When was the last time you ever saw that happen? Some work you grew up with enter the public domain? These companies have already made untold fortunes, several times over. So why doesn't it happen?
They altered the deal. Unilaterally. The money people paid them? They used it to hire lobbyists to change the law and rob people of their public domain rights. These monopolistic protections were meant to be limited, they had an expiration date. The corporations managed to extend copyright duration to the point it might as well be infinite. There exists a public domain but no work ever actually ascends to this mythical place. Fair use? Nobody without an army of lawyers would ever dare try for fear of being sued.
Is this the social contract you want people to respect? The one where they get everything and we get nothing? You say my view is one-sided? These corporations are the most one-sided monopolists there are.
The second people stop pretending artificial scarcity is real, it will be the end of them.
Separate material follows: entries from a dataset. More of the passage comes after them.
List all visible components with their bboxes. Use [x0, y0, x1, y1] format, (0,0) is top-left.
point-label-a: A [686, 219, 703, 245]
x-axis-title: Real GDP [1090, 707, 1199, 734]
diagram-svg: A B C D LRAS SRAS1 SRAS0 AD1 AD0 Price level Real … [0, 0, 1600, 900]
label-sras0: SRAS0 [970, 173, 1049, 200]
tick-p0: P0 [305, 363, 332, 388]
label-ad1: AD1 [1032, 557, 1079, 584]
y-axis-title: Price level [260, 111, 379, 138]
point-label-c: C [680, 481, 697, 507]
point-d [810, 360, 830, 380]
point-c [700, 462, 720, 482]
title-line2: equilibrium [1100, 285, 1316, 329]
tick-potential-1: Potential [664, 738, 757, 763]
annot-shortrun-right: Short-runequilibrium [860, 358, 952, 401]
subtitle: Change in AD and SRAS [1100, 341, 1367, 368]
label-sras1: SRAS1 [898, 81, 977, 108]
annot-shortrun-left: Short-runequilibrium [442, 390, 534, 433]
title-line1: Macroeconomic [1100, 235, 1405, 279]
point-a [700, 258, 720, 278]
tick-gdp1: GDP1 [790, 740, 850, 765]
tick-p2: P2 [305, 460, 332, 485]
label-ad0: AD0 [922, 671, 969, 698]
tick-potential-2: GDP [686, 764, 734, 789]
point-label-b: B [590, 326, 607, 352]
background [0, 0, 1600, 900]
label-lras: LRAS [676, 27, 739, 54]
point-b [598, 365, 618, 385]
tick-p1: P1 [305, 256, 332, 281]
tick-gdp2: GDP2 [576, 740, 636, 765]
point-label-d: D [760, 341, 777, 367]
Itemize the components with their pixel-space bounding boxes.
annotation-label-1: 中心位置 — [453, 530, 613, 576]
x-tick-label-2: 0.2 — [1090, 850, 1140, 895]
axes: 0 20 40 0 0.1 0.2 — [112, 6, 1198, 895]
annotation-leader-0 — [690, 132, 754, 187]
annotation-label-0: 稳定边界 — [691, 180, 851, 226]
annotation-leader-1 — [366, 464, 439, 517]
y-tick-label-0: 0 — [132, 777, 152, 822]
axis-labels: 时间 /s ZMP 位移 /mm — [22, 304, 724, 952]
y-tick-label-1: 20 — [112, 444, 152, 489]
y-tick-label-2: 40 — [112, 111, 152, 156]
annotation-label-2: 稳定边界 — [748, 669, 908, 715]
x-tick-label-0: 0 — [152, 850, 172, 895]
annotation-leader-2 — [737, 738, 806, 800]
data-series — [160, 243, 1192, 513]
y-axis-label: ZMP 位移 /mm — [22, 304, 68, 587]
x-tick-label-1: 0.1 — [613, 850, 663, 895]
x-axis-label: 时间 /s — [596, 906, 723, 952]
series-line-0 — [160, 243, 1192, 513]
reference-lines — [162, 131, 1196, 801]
Look at how Sci-Hub is shaking up the academic journals. Their end literally can't come soon enough.
I agree with all of these questions and points, this is a huge problem and not "just numbers" argumentation anymore. Also, you're speaking only of a "hot" part of this market, corporations and patent trolls. Copyright is otherwise fine, especially if you want to sell your software yourself, even if it doesn't claim any patents. Why wouldn't I respect e.g. blizzard who gifted me with starcraft, or rake in grass for jets-n-guns, or some saas whose guys worked hard but leaked their "numbers" to the internet somehow. You can't just throw them out with the bathwater.
The Great Gatsby just entered the public domain last year. The whole system stopped for many years, nothing was entering the public domain, and then just last year IIRC it started up again.
In cryptography there should be exactly one copy of a private key in the entire universe. When your keys leak due to a mistake or whatever, you invalidate it and make a new one, you don't sue anyone who might have a copy in order to get them to delete it.